I have a trained PyTorch CNN model that is attempting to classify 7 different blocks. When I run inference on the same batch of images each run gives different results, for example,

=====================
Run 1
pred truth match

block_1 block_0 no
block_1 block_1 yes
block_1 block_1 yes
block_1 block_2 no
block_1 block_2 no
block_1 block_2 no
block_1 block_3 no
block_6 block_3 no
block_6 block_3 no
block_1 block_4 no
block_1 block_4 no
block_1 block_5 no
block_1 block_5 no
block_1 block_6 no
block_1 block_6 no

Run 2
pred truth match

block_3 block_0 no
block_3 block_1 no
block_3 block_1 no
block_3 block_2 no
block_3 block_2 no
block_6 block_2 no
block_3 block_3 yes
block_3 block_3 yes
block_3 block_3 yes
block_3 block_4 no
block_3 block_4 no
block_3 block_5 no
block_3 block_5 no
block_3 block_6 no
block_3 block_6 no

My model loader fucntion,

def load_model(model, model_dir='models', model_file_name='blocks.pt'):

    model_path = os.path.join(model_dir, model_file_name)
    model.load_state_dict(torch.load(model_path), strict=False)

    return model

My prediction fucntion,

def prediction(model, device, batch_input):

    model.to(device)
    model.eval()

    data = batch_input.to(device)
    output = model(data)

    prob = F.softmax(output, dim=1)
    pred_prob = prob.data.max(dim=1)[0]
    pred_index = prob.data.max(dim=1)[1]

    return pred_index.cpu().numpy(), pred_prob.cpu().numpy()

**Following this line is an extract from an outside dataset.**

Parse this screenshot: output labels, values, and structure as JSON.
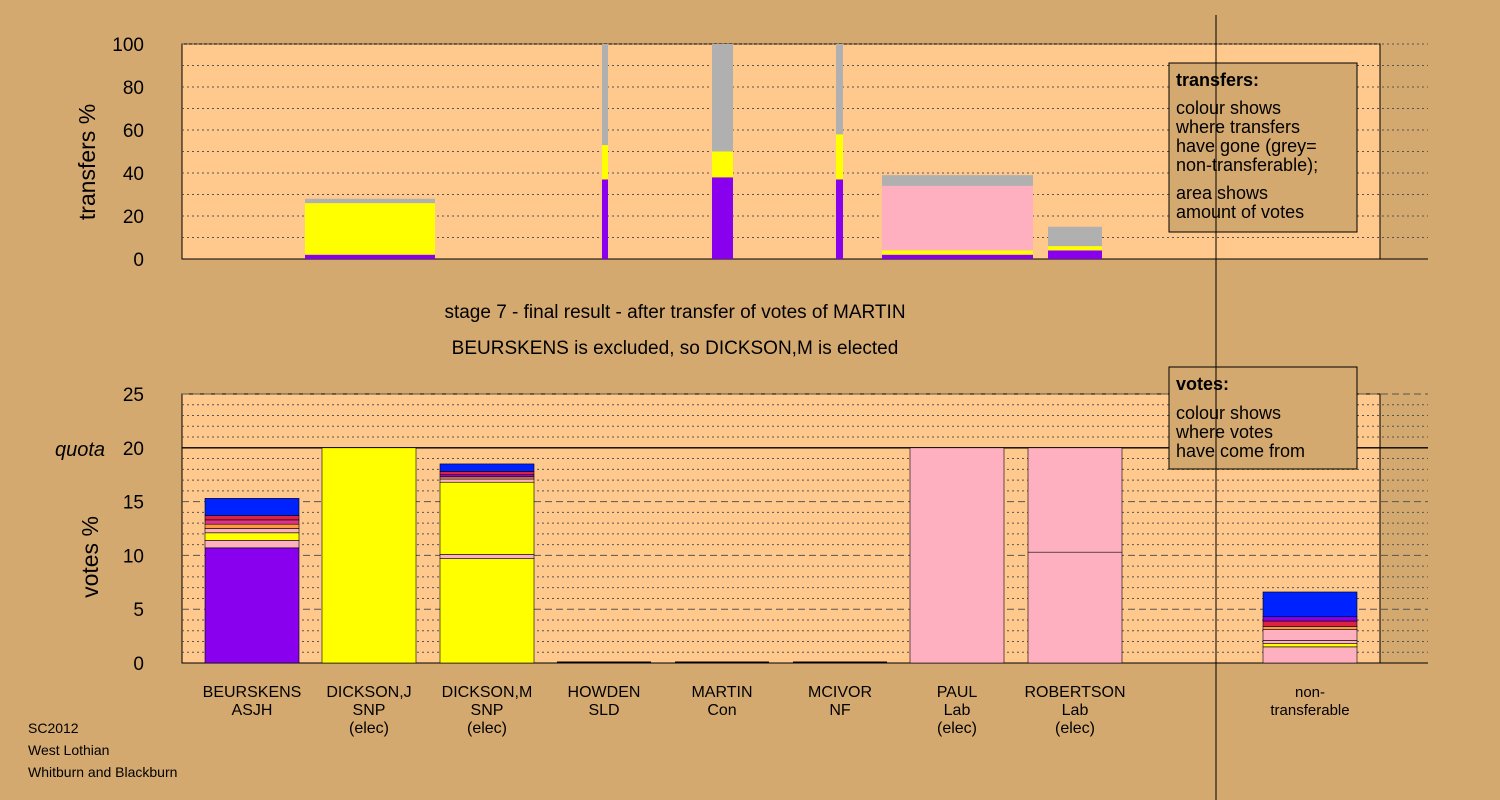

My image transforms to match image training set dimensions etc,

def image_common_transforms(mean=(0.4515, 0.3976, 0.3339), std=(0.3639, 0.3361, 0.3224)):

    common_transforms = transforms.Compose([
        transforms.Resize(256),
        transforms.CenterCrop(224),
        transforms.ToTensor(),
        transforms.Normalize(mean, std)
    ])

    return common_transforms

The input batches are identical in each case. I was under the impression that model.eval() would stop any random behaviour. Am I misunderstanding something here?

Check the absolute differences in the model output as well as intermediate activations to narrow down where the differences are coming from.

HI - could you advise how to do that?

You could use forward hooks or directly store the activations in the forward method in e.g. a list from different runs and compare them later.

Thanks the forward hooks thing is a great tool. I found my error, I was missing an activation layer when running the model for inference.

This wouldn’t explain why rerunning the same model (with the missing activation layer) with the same input yields different results, would it?

I trained the model on a different computer with a different code. I wrote the inference code on different computer & forgot to add an activation layer after one of the fully connected layers. Now everything is working as expected.